Leilão da Celg deverá ocorrer no final de janeiro, diz secretária de Goiás

Economia

Leilão da Celg deverá ocorrer no final de janeiro, diz secretária de Goiás

Redação Folha Vitória

Brasília - O governo de Goiás e o Ministério de Minas e Energia farão um roadshow internacional para atrair investidores para o leilão da Celg, empresa de energia de Goiás. Segunda a secretária de Fazenda de Goiás, Ana Carla Abrão, o governador de Goiás, Marconi Perillo, vai participar das reuniões com os investidores, que ocorrerão na Europa, Ásia e Estados Unidos. O ministro de Minas e Energia, Eduardo Braga, também deverá participar da viagem.

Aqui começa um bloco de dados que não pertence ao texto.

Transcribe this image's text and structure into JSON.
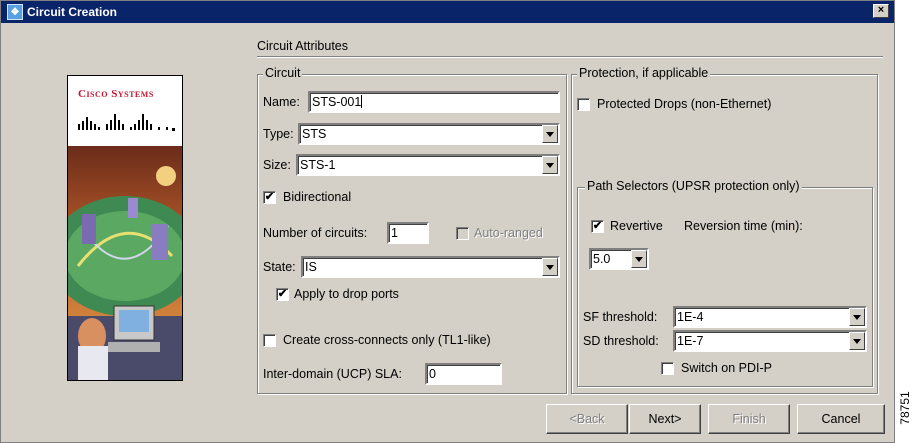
{
  "window": {
    "title": "Circuit Creation",
    "close_glyph": "×"
  },
  "logo": {
    "brand": "Cisco Systems"
  },
  "section": {
    "title": "Circuit Attributes"
  },
  "circuit": {
    "group_title": "Circuit",
    "name_label": "Name:",
    "name_value": "STS-001",
    "type_label": "Type:",
    "type_value": "STS",
    "size_label": "Size:",
    "size_value": "STS-1",
    "bidirectional_label": "Bidirectional",
    "bidirectional_checked": true,
    "num_circuits_label": "Number of circuits:",
    "num_circuits_value": "1",
    "auto_ranged_label": "Auto-ranged",
    "state_label": "State:",
    "state_value": "IS",
    "apply_drop_label": "Apply to drop ports",
    "apply_drop_checked": true,
    "cross_connects_label": "Create cross-connects only (TL1-like)",
    "cross_connects_checked": false,
    "sla_label": "Inter-domain (UCP) SLA:",
    "sla_value": "0"
  },
  "protection": {
    "group_title": "Protection, if applicable",
    "protected_drops_label": "Protected Drops (non-Ethernet)",
    "protected_drops_checked": false,
    "path_selectors": {
      "group_title": "Path Selectors (UPSR protection only)",
      "revertive_label": "Revertive",
      "revertive_checked": true,
      "reversion_time_label": "Reversion time (min):",
      "reversion_time_value": "5.0",
      "sf_label": "SF threshold:",
      "sf_value": "1E-4",
      "sd_label": "SD threshold:",
      "sd_value": "1E-7",
      "switch_pdi_label": "Switch on PDI-P",
      "switch_pdi_checked": false
    }
  },
  "buttons": {
    "back": "<Back",
    "next": "Next>",
    "finish": "Finish",
    "cancel": "Cancel"
  },
  "side_number": "78751",
  "check_glyph": "✔",
  "colors": {
    "titlebar": "#0a246a",
    "dialog_bg": "#d4d0c8",
    "logo_red": "#c8102e"
  }
}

Previsto para novembro, o leilão está atrasado e só deverá ocorrer no final de janeiro, segundo Ana Carla. Ela explicou que o cronograma atrasou por causa de questões junto ao Tribunal de Contas da União (TCU) e da renovação do contrato de concessão. A Celg foi federalizada pela Eletrobras e depois incluída, em maio, no Programa Nacional de Desestatização (PND).

A Eletrobras tem 51% das ações e o governo de Goiás, os 49% restantes. O Conselho Nacional de Desestatização (CND) aprovou ontem as condições para a concessão à iniciativa privada da empresa. A parcela da Eletrobras foi fixada em R$ 1,403 bilhão. Com isso, o preço mínimo total da empresa ficará em R$ 2,750 bilhões. O valor fixado ficou bem abaixo dos R$ 6 bilhões que se esperava na venda da empresa no início do processo de privatização.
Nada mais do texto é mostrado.